Wednesday, June 24, 2009

Look Out Gitmo, Congress is Back

Deborah Pearlstein

First, my thanks to Jack Balkin for the kind invitation to join the conversation here at Balkinization from time to time. I’ve been following developments in Guantanamo and related counterterrorism detention and trial issues for a while (e.g. here and there), and am from that part of the academic universe still mourning Marty Lederman’s departure from the blogosphere.

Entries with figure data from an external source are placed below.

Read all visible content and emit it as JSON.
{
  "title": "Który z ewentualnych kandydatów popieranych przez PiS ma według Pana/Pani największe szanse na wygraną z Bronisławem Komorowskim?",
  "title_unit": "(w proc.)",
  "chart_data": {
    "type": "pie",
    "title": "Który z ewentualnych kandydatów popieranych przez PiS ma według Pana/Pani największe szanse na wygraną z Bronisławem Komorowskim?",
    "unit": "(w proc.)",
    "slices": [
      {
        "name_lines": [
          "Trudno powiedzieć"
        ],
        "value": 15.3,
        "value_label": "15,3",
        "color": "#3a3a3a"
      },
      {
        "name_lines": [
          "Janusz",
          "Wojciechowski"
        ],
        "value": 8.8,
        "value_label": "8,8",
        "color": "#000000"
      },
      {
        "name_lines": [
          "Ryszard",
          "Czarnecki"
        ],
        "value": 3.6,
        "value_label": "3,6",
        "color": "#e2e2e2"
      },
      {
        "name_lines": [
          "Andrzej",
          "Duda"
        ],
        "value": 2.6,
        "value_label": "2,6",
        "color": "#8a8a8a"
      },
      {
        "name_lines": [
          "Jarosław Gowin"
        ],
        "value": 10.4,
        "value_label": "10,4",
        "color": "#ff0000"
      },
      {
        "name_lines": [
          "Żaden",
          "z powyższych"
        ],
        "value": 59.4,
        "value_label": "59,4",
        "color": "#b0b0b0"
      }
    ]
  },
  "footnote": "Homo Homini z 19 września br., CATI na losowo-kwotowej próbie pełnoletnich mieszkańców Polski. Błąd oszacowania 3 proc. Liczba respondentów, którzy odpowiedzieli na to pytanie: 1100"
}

With rumors now flying fast and furious that the erstwhile senatorial trio of Graham, Levin, and McCain are hoping (against hope) that the third time will be the charm on legislative efforts to resolve the mess at Guantanamo, it might be too easy to overlook the already bad Gitmo legislation (attached to a war funding bill) the President appears poised to sign into law any day. Scotusblog has the key provisions here. In addition to requiring the administration to submit regular reports to Congress on the legal status of all of the current Gitmo detainees, as well as a “summary of the evidence, intelligence, and information used to justify the detention of each detainee,” the legislation bars the use of any funds for the transfer of Gitmo prisoners to the United States, either for release or continued detention. The legislation also bars the administration from transferring any Gitmo detainee to the United States for criminal prosecution until 45 days after the President submits a plan detailing, among other things, how he plans to address the national security risk that such a transfer poses. And it bars the President from transferring any Gitmo detainee to any other country in the world unless the President first submits to Congress (15 days in advance) the “terms of any agreement with another country for acceptance of such individual, including the amount of any financial assistance related to such agreement.”

I'd welcome informed disagreement, but the ban on detainee transfers to the U.S. seems to me without serious justification as a matter of policy. (That is, its existence seems less a function of any real fear that an actual terrorist might escape a Supermax detention facility, and more – pure speculation - a result of accepting some congressional gamesmanship now in the hope of preserving a chance to pass health care reform later this year.) The more interesting question floating around is whether it might be vulnerable as a matter of law.

A few legal theories come to mind; none seems all that plausible. Theory 1 is that this kind of restriction is an unconstitutional infringement on the President’s power as Commander in Chief (hat tip: John Yoo). If this were the Bush Administration, one would now be hearing a vigorous argument that Congress cannot micromanage the executive’s decision-making about precisely where to house and how to dispose of people who are effectively prisoners of war. That one is not hearing such an argument from the Obama Administration is a hopeful sign, consistent with its abandonment of inherent executive authority arguments in the detainee habeas cases now making their way through the courts. It is also a sign that it is not a very good argument. Congress has express constitutional power to define and punish offenses against the law of nations, and to make rules concerning captures on land and water. The Geneva Conventions (ratified by the Senate) regulate the heck out of how the executive handles armed conflict detainees. So it seems as though whatever power the Commander in Chief has in this area, he lost this particular prerogative a while back. (Theory 1.5 might be that by putting conditions on the President’s ability to criminally prosecute these detainees, the legislation infringes on the President’s constitutional authority to “take care” that the laws are faithfully executed. But the restriction here is more in the nature of a burden on prosecution rather than a bar. Congress is sharing authority, not usurping it.)

Theory 2 is that the legislative restriction on the possible disposition of this particular, identifiable set of detainees functions as a bill of attainder. As it stands (or as it stood when they were captured), some of the Gitmo detainees might have had, for example, claims for asylum in the United States. This legislation effectively conducts an asylum-proceeding-by-legislature, an adjudicative function that properly belongs with the courts. But the core of the Bill of Attainder Clause as I understood it (reaching back a ways here) was that it was meant to prevent trial by legislature, an adjudicative proceeding that imposed pains and penalties on identified individuals, or that otherwise deprived them of liberty or property they otherwise possessed. Does the ability to file a speculative claim for asylum count? Maybe, though given the current state of asylum law, doubtful. More, though, the bill is written as a funding restriction. It doesn’t actually deprive these individuals of the right (for example) to seek asylum someday. It just doesn’t let the President transfer them to the United States first.

As with virtually everything to do with Guantanamo, we may yet see this litigated. In the meantime, I’m left with increasing pessimism about the ability of Congress to contribute helpfully to the problem of Guantanamo, and increasing certainty about the likelihood that it will contribute.